Insurance industry collaboration to share fraud trends
Being aware of fraud trends and anticipating emerging risks is something at which most insurers are adept, but all agree that collaborative efforts are the only way to stay one step ahead of fraudsters. Unfortunately, concerns around anti-trust laws and General Data Protection Regulations make data sharing difficult and create barriers to industry-wide counter-fraud efforts. These problems, however, are not insurmountable.
IFED’s work with international entities is a good example of successful cross-border travel insurance fraud detection. In one of the recent cases mentioned earlier, IFED worked with officers in the US, who made checks at a Florida hospital to confirm that the claimant had never been treated at the named establishment and thus proved his claim to be fraudulent.
“Some criminals see international borders as a hindrance for police investigations but, as demonstrated here, this is certainly not the case,” commented Detective Inspector Tom Hill, for IFED.

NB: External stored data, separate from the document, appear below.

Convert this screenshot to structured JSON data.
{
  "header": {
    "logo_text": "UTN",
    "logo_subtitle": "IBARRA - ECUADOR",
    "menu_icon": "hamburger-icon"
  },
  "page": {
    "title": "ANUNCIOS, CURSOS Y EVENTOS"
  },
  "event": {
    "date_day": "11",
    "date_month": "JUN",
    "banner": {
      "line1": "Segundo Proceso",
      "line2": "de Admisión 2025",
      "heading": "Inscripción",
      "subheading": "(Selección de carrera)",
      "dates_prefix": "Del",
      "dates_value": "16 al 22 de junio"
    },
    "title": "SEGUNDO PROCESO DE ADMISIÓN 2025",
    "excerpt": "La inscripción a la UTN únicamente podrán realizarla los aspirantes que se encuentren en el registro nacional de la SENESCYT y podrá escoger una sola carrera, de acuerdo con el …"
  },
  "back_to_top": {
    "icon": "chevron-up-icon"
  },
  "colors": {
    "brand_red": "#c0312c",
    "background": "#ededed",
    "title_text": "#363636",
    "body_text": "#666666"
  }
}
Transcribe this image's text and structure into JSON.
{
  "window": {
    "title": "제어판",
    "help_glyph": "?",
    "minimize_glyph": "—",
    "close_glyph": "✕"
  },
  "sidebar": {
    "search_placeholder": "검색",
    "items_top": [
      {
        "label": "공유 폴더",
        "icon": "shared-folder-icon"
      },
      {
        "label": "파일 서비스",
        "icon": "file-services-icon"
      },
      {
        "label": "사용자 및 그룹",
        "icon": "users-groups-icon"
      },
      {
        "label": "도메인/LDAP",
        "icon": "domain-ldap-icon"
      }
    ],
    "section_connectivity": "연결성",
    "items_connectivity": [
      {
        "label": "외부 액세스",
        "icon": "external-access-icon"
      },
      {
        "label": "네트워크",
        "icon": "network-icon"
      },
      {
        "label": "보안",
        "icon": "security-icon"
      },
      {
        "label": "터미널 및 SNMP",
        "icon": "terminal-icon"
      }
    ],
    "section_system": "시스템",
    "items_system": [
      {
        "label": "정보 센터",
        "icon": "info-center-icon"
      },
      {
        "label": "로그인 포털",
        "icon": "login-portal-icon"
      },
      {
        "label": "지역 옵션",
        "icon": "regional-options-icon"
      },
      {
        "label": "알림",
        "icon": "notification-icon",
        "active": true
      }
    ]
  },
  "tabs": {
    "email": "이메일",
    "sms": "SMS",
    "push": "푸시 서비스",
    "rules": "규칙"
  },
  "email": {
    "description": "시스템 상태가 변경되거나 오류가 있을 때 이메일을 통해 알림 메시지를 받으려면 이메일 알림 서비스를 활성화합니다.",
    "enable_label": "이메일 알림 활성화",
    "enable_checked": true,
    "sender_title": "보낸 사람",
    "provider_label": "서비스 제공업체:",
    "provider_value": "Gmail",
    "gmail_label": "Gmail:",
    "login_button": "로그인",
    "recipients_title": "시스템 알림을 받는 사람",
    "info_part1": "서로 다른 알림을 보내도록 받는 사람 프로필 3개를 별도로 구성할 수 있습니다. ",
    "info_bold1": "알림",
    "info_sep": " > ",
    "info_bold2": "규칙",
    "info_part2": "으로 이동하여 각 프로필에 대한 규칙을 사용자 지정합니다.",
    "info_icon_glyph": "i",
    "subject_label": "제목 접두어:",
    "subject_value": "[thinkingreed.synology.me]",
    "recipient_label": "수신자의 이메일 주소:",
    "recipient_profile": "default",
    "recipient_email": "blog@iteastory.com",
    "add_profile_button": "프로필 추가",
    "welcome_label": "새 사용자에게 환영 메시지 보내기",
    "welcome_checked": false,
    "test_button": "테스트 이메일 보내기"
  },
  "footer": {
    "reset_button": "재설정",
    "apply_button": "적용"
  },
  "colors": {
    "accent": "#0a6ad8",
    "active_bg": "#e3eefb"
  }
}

In fact, points out Hansen, many of the insurance-fraud-fighting community are now members of international associations such as the International Association of Special Investigation Units, so ‘there is very good collaboration across borders’. Although language barriers do exist, and there are many differences between countries when it comes to industry-specific terms, small steps towards enhanced collaboration are constant.
“More progress will be made, when we perhaps start to share more anonymised data on types of claims across the borders,” added Hansen, “allowing us to lay down baselines from which to evaluate certain types of fraud from their patterns alone.”
Europ Assistance recognises that ‘there is no competitive advantage in fighting fraud individually’. “Fraudsters, noted Begue, “will try to take advantage of the disconnect of different entities – usually at the same time or carried out in a phased manner. That is why it’s key to set a robust collaboration and partnership framework.”
In the meantime, insurers are stepping up their individual fraud-detection capabilities, with some exciting developments being seen across the industry, and working on pushing out the message to would-be fraudsters that insurance crime doesn’t pay. Although fraud has evolved over the period that we’ve been living with Covid, insurers and claims managers have also pivoted to stay far enough in front to be confident that they are best placed to meet the challenges of what comes next, head on.